生命保険が必要な人の特徴と保険料はどう決まる①?

きりちゃん

生命保険の保険料って、どうやって決めているのかな?
もしかして、「来年はこのくらいにしよう」って、雰囲気で決めていたりするの?

かし先生

まさか💦保険料は、ちゃんとした考え方に基づいて決められているんだ。
具体的には、「大数の法則」と「収支相等の原則」をもとに設定されているよ。
順番に解説していくね。

そもそも生命保険はどんな人に必要?

生命保険は、「万が一のときに、収入が途絶えるリスク」をカバーするための仕組みです。

人はいつまでも働き続けられるわけではなく、予期せぬ事故や病気によって、収入が止まってしまう可能性があります。
そのとき、残された家族の生活費や教育費などをどう支えるのか――
そのリスクに備えるのが生命保険の役割です。

ここで大切なのは、次の視点です。

「自分に万が一のことがあったとき、困る人はいるか?」

この問いに対する答えによって、生命保険の必要性は大きく変わります。

たとえば、扶養している家族がいる場合、自分の収入が途絶えることで生活に直接的な影響が出ます。
このようなケースでは、生命保険の必要性は高いといえるでしょう。

一方で、独身で扶養する家族がいない場合や、十分な貯蓄がある場合には、生命保険の優先度はそれほど高くないこともあります。

生命保険は「なんとなく加入するもの」ではなく、
自分の状況に応じて、必要かどうかを考えることが大切です。

きりちゃん

なるほど、、、今の私は独身で、養っている人もいないし、生命保険に入る必要はないのかな。
普通に働いている父や母、兄妹に保険金を渡しても、「いや、別に、、、」って感じだよね。

かし先生

そうだね。その考え方はとても大事なポイントだよ。
生命保険は、「自分に万が一のことがあったときに、経済的に困る人がいるかどうか」で必要性が決まるんだ。

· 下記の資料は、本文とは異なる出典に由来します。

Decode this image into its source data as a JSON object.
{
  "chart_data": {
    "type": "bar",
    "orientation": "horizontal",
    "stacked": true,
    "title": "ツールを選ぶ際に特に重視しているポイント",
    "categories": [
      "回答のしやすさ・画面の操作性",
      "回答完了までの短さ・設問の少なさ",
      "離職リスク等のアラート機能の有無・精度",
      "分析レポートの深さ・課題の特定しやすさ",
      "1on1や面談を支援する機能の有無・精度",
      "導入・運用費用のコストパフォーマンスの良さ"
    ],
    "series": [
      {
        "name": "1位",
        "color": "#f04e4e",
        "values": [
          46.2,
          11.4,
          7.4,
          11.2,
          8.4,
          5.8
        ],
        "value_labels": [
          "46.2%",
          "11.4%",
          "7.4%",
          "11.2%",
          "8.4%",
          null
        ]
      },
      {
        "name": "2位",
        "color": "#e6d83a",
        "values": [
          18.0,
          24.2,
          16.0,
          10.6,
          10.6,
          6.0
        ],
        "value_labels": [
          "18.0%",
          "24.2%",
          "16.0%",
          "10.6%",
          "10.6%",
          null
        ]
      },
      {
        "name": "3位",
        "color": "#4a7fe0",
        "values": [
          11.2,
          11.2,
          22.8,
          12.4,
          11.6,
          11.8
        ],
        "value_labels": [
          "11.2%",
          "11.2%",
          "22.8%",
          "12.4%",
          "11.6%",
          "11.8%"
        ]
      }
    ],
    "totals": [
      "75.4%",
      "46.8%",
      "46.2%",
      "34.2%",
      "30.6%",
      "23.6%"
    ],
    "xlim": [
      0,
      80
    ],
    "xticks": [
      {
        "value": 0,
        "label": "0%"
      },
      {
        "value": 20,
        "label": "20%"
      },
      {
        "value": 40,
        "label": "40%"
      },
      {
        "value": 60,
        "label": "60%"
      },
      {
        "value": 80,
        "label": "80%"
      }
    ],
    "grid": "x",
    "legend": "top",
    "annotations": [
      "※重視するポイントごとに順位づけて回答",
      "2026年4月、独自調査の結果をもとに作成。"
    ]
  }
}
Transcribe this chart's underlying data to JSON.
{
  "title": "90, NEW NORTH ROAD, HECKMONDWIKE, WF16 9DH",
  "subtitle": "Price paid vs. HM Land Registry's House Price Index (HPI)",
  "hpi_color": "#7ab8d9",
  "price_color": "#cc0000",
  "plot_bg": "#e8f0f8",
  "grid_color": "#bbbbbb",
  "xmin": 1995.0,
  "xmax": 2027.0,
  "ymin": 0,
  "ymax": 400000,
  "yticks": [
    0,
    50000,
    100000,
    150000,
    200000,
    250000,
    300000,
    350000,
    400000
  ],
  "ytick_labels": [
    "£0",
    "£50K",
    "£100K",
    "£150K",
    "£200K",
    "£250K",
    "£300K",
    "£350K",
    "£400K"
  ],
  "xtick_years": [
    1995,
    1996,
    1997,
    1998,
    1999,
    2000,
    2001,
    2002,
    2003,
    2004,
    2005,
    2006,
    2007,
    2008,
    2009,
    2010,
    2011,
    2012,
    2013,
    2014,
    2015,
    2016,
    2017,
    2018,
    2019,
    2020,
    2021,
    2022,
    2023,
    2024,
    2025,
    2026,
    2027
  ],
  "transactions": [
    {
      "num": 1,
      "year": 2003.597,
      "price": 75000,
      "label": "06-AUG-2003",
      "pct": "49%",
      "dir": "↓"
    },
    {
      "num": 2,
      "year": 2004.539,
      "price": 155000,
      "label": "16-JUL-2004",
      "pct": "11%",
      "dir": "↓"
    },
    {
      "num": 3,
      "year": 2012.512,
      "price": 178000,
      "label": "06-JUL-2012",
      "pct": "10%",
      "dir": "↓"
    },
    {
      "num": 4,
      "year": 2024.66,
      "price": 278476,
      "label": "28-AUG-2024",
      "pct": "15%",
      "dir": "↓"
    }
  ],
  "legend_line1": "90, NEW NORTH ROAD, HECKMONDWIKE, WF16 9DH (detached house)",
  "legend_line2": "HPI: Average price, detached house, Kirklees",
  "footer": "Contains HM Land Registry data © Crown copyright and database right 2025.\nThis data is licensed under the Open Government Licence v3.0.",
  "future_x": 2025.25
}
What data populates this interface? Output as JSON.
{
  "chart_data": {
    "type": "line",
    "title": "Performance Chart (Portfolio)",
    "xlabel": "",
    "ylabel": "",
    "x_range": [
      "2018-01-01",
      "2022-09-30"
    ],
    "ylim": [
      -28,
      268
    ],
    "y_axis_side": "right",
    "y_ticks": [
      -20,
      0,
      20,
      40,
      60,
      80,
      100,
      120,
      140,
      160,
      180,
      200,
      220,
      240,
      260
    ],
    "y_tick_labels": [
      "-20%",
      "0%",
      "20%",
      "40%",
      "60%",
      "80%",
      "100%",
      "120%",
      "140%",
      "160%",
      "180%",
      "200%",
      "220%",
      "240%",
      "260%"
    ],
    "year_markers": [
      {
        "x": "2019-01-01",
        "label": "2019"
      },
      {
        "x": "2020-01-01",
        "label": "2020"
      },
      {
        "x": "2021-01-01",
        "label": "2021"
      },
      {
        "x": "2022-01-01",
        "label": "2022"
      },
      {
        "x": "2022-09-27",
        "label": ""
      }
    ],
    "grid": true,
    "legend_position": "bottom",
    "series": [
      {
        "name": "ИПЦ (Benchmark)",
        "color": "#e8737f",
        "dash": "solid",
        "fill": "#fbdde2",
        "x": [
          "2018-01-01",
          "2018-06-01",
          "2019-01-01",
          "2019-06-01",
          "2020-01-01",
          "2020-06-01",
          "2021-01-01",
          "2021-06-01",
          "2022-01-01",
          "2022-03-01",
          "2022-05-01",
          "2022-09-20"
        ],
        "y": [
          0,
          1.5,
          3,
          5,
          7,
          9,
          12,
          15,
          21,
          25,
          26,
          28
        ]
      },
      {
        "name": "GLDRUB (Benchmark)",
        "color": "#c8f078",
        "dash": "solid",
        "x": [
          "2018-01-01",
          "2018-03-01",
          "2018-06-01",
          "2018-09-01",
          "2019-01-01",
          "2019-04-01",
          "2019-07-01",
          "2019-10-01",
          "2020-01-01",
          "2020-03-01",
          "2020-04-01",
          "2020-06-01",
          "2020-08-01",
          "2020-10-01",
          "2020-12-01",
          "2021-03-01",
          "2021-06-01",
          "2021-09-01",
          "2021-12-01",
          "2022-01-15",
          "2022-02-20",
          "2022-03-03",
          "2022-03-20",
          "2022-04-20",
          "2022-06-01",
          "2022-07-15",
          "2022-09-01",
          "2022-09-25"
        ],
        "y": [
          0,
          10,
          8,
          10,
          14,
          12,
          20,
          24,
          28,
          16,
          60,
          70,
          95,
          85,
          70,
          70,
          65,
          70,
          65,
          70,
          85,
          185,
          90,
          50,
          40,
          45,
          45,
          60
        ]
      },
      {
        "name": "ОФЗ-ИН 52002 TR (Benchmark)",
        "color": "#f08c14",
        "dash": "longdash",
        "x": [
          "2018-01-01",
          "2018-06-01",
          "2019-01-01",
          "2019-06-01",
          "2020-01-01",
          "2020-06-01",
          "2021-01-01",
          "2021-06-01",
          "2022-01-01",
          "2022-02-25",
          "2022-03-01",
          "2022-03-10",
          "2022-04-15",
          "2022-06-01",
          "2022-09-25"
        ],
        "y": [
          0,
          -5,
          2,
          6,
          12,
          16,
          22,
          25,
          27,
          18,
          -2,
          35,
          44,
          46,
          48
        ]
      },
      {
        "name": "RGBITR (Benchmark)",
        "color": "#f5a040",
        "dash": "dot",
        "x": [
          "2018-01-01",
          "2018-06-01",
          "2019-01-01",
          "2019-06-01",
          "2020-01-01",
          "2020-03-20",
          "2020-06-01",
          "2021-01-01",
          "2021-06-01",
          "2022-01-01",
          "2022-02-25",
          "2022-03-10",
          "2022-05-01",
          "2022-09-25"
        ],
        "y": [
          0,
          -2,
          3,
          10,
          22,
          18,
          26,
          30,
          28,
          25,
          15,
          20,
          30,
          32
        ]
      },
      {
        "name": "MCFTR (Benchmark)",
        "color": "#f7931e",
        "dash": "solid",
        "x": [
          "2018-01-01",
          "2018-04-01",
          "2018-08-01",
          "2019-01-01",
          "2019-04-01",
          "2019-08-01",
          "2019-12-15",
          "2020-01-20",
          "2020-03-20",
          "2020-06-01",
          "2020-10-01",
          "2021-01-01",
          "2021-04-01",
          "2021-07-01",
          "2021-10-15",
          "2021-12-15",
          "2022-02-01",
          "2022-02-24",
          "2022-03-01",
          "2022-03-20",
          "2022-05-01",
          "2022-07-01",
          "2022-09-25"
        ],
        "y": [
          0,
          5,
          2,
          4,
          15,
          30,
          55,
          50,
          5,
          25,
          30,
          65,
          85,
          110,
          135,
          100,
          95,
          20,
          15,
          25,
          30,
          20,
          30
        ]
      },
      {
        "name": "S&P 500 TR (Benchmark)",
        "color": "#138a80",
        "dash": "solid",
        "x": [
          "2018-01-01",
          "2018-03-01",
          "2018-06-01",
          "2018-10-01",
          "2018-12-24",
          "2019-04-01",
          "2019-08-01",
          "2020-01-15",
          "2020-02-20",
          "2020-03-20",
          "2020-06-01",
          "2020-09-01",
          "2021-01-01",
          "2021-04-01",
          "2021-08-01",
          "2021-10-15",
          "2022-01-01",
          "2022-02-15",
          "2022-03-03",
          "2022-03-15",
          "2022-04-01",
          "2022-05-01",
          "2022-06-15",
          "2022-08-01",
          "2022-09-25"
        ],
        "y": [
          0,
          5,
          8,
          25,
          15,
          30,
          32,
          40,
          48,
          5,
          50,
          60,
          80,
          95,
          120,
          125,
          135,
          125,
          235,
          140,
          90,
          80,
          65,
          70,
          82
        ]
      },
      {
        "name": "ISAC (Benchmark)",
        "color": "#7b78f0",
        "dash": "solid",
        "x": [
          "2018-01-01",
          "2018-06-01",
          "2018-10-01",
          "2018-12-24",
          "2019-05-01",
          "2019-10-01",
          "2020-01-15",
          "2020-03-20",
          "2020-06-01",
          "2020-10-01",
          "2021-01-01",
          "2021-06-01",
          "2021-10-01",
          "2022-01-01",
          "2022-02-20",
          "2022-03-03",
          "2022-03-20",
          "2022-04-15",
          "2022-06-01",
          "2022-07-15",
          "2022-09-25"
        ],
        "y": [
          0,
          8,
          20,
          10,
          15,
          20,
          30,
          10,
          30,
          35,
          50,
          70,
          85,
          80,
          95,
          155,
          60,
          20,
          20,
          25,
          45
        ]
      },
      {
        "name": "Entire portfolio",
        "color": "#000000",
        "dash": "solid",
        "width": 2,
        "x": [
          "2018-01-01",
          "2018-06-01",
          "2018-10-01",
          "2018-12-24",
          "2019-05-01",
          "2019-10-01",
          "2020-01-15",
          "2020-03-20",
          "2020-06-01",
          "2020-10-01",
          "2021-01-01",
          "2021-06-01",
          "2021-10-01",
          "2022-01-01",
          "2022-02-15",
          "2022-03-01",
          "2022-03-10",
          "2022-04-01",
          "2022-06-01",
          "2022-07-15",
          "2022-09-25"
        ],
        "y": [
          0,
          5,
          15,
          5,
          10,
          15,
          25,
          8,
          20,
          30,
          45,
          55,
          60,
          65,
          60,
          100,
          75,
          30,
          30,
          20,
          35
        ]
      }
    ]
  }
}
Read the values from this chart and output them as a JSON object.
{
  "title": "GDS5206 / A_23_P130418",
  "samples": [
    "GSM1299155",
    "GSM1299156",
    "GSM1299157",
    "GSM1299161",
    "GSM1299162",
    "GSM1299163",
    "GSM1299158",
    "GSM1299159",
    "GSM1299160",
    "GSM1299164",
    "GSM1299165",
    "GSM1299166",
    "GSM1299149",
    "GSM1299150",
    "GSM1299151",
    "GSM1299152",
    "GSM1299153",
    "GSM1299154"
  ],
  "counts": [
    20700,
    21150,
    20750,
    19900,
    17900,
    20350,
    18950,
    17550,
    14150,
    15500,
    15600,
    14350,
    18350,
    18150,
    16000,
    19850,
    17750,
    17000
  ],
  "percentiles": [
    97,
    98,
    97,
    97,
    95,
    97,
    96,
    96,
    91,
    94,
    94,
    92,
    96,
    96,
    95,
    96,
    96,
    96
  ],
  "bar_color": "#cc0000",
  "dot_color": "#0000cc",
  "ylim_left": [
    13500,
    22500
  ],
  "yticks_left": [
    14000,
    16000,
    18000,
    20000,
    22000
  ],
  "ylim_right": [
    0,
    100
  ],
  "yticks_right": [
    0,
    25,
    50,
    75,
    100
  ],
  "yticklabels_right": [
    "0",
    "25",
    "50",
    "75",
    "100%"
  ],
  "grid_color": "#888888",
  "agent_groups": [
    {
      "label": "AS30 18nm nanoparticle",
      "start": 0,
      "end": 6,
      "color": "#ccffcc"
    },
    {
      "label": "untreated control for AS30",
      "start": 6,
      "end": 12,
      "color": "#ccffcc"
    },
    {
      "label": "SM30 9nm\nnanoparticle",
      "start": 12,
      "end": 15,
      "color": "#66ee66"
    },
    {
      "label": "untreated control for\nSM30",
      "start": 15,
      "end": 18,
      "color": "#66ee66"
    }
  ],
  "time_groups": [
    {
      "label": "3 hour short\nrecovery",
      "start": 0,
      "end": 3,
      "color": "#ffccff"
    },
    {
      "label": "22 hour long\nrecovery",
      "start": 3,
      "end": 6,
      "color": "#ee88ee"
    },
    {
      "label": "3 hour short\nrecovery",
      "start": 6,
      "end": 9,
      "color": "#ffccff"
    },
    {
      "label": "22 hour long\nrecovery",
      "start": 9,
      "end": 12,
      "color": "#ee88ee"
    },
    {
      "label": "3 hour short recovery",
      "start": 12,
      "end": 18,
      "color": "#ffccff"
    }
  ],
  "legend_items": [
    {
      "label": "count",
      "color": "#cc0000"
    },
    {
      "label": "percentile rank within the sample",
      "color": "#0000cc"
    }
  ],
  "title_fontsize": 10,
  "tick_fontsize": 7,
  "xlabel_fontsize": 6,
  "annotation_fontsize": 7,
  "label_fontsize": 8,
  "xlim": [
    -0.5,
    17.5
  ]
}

きりちゃんのように、扶養している家族がいない場合は、生命保険の優先度は高くないことが多いよ。
ただし、将来結婚したり、子どもができたりと、ライフステージが変われば、必要性も変わってくるからね。

生命保険が必要になるケース・ならないケース

必要になるケース

生命保険が必要になるかどうかは、
「自分に万が一のことがあったとき、誰かの生活が困るかどうか」で判断します。

具体的には、次のようなケースです。

✔ 扶養している家族がいる
自分の収入で家族の生活が成り立っている場合、収入が途絶えるとそのまま生活に影響が出てしまいます。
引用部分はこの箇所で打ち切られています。